Build your “Virtual” Network
Posted by Trevor on 1 October 2012 | 1 Comment
Mining your network for talent is an effective way to find people who will believe in your project and help it become something bigger. When you build a team for a virtual company, think about the kind of people you want to have around you. Starting with people that you’ve already worked with makes sense because you can trust them to do a great job. As the company grows, their good judgment will help you find more highly skilled people without having to vet a stack of resumes or hire the unknown. In the early stages of your business survival is the name of the game and hiring the people you know inside and out is essential.
When you start a company, you typically have a couple of people you know you can rely on because you’ve known them professionally and you respect them. They will either be able to help you for a few hours a week, maybe moonlight for a bit, or they will know somebody who can help you. Trusting their judgment means you can be confident in the people they recommend.
I built my first company by going through my networks. At one time I had 63 consultants working anywhere from a few hours a month to a few days a week. Each of them came as someone I knew well or as a referral – I don’t remember ever seeing or asking for anyone’s resume – and every single one of them was a blast to work with. They were all at the top of their game.
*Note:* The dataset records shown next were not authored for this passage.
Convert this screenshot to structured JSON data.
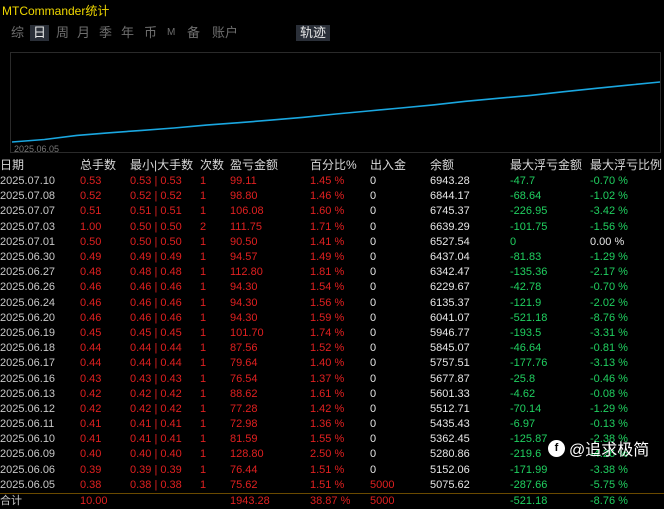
{
  "app": {
    "title": "MTCommander统计"
  },
  "tabs": [
    {
      "label": "综"
    },
    {
      "label": "日"
    },
    {
      "label": "周"
    },
    {
      "label": "月"
    },
    {
      "label": "季"
    },
    {
      "label": "年"
    },
    {
      "label": "币"
    },
    {
      "label": "M"
    },
    {
      "label": "备"
    },
    {
      "label": "账户"
    },
    {
      "label": "轨迹"
    }
  ],
  "active_tab": "日",
  "chart_data": {
    "type": "line",
    "x_start_label": "2025.06.05",
    "x": [
      "2025.06.05",
      "2025.06.06",
      "2025.06.09",
      "2025.06.10",
      "2025.06.11",
      "2025.06.12",
      "2025.06.13",
      "2025.06.16",
      "2025.06.17",
      "2025.06.18",
      "2025.06.19",
      "2025.06.20",
      "2025.06.24",
      "2025.06.26",
      "2025.06.27",
      "2025.06.30",
      "2025.07.01",
      "2025.07.03",
      "2025.07.07",
      "2025.07.08",
      "2025.07.10"
    ],
    "series": [
      {
        "values": [
          5075.62,
          5152.06,
          5280.86,
          5362.45,
          5435.43,
          5512.71,
          5601.33,
          5677.87,
          5757.51,
          5845.07,
          5946.77,
          6041.07,
          6135.37,
          6229.67,
          6342.47,
          6437.04,
          6527.54,
          6639.29,
          6745.37,
          6844.17,
          6943.28
        ],
        "color": "#1aa7e0"
      }
    ]
  },
  "table": {
    "headers": [
      "日期",
      "总手数",
      "最小|大手数",
      "次数",
      "盈亏金额",
      "百分比%",
      "出入金",
      "余额",
      "最大浮亏金额",
      "最大浮亏比例"
    ],
    "rows": [
      [
        "2025.07.10",
        "0.53",
        "0.53 | 0.53",
        "1",
        "99.11",
        "1.45 %",
        "0",
        "6943.28",
        "-47.7",
        "-0.70 %"
      ],
      [
        "2025.07.08",
        "0.52",
        "0.52 | 0.52",
        "1",
        "98.80",
        "1.46 %",
        "0",
        "6844.17",
        "-68.64",
        "-1.02 %"
      ],
      [
        "2025.07.07",
        "0.51",
        "0.51 | 0.51",
        "1",
        "106.08",
        "1.60 %",
        "0",
        "6745.37",
        "-226.95",
        "-3.42 %"
      ],
      [
        "2025.07.03",
        "1.00",
        "0.50 | 0.50",
        "2",
        "111.75",
        "1.71 %",
        "0",
        "6639.29",
        "-101.75",
        "-1.56 %"
      ],
      [
        "2025.07.01",
        "0.50",
        "0.50 | 0.50",
        "1",
        "90.50",
        "1.41 %",
        "0",
        "6527.54",
        "0",
        "0.00 %"
      ],
      [
        "2025.06.30",
        "0.49",
        "0.49 | 0.49",
        "1",
        "94.57",
        "1.49 %",
        "0",
        "6437.04",
        "-81.83",
        "-1.29 %"
      ],
      [
        "2025.06.27",
        "0.48",
        "0.48 | 0.48",
        "1",
        "112.80",
        "1.81 %",
        "0",
        "6342.47",
        "-135.36",
        "-2.17 %"
      ],
      [
        "2025.06.26",
        "0.46",
        "0.46 | 0.46",
        "1",
        "94.30",
        "1.54 %",
        "0",
        "6229.67",
        "-42.78",
        "-0.70 %"
      ],
      [
        "2025.06.24",
        "0.46",
        "0.46 | 0.46",
        "1",
        "94.30",
        "1.56 %",
        "0",
        "6135.37",
        "-121.9",
        "-2.02 %"
      ],
      [
        "2025.06.20",
        "0.46",
        "0.46 | 0.46",
        "1",
        "94.30",
        "1.59 %",
        "0",
        "6041.07",
        "-521.18",
        "-8.76 %"
      ],
      [
        "2025.06.19",
        "0.45",
        "0.45 | 0.45",
        "1",
        "101.70",
        "1.74 %",
        "0",
        "5946.77",
        "-193.5",
        "-3.31 %"
      ],
      [
        "2025.06.18",
        "0.44",
        "0.44 | 0.44",
        "1",
        "87.56",
        "1.52 %",
        "0",
        "5845.07",
        "-46.64",
        "-0.81 %"
      ],
      [
        "2025.06.17",
        "0.44",
        "0.44 | 0.44",
        "1",
        "79.64",
        "1.40 %",
        "0",
        "5757.51",
        "-177.76",
        "-3.13 %"
      ],
      [
        "2025.06.16",
        "0.43",
        "0.43 | 0.43",
        "1",
        "76.54",
        "1.37 %",
        "0",
        "5677.87",
        "-25.8",
        "-0.46 %"
      ],
      [
        "2025.06.13",
        "0.42",
        "0.42 | 0.42",
        "1",
        "88.62",
        "1.61 %",
        "0",
        "5601.33",
        "-4.62",
        "-0.08 %"
      ],
      [
        "2025.06.12",
        "0.42",
        "0.42 | 0.42",
        "1",
        "77.28",
        "1.42 %",
        "0",
        "5512.71",
        "-70.14",
        "-1.29 %"
      ],
      [
        "2025.06.11",
        "0.41",
        "0.41 | 0.41",
        "1",
        "72.98",
        "1.36 %",
        "0",
        "5435.43",
        "-6.97",
        "-0.13 %"
      ],
      [
        "2025.06.10",
        "0.41",
        "0.41 | 0.41",
        "1",
        "81.59",
        "1.55 %",
        "0",
        "5362.45",
        "-125.87",
        "-2.38 %"
      ],
      [
        "2025.06.09",
        "0.40",
        "0.40 | 0.40",
        "1",
        "128.80",
        "2.50 %",
        "0",
        "5280.86",
        "-219.6",
        "-4.26 %"
      ],
      [
        "2025.06.06",
        "0.39",
        "0.39 | 0.39",
        "1",
        "76.44",
        "1.51 %",
        "0",
        "5152.06",
        "-171.99",
        "-3.38 %"
      ],
      [
        "2025.06.05",
        "0.38",
        "0.38 | 0.38",
        "1",
        "75.62",
        "1.51 %",
        "5000",
        "5075.62",
        "-287.66",
        "-5.75 %"
      ]
    ],
    "total": [
      "合计",
      "10.00",
      "",
      "",
      "1943.28",
      "38.87 %",
      "5000",
      "",
      "-521.18",
      "-8.76 %"
    ]
  },
  "watermark": {
    "icon": "f",
    "text": "@追求极简"
  },
  "colors": {
    "title": "#f0d800",
    "red": "#e02020",
    "green": "#20d060",
    "line": "#1aa7e0"
  }
}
Hiring referrals has worked so well for me, it’s the same route I use to replace top level people. Just recently a quality assurance expert for one of my companies retired. In addition to her recommendation, I also contacted a company that I do occasional business with. I simply said, “I’m looking for a quality assurance consultant. Can you recommend anybody?” After speaking to both referrals, I went with the one from the company. They’d worked with this person for 10 years and said he was “brilliant.” That kind of praise doesn’t come easy, and I was not disappointed.
Small companies can’t afford to be choosy when an expert finds a project interesting enough to take on for a few hours a week. If a top-level referral is willing to take on a really small project like mine that doesn’t promise him much money, he’s someone I want to work with. I usually won’t go and interview three other people before hiring someone who comes by recommendation. It’s worth remembering that if you’re fussy, talented people will lose interest. Remember, they have other options.
Having dedicated experts at the helm puts your virtual company in a very good position to succeed. Building a network from referrals allows you to work with people who believe in your project, not just a paycheck.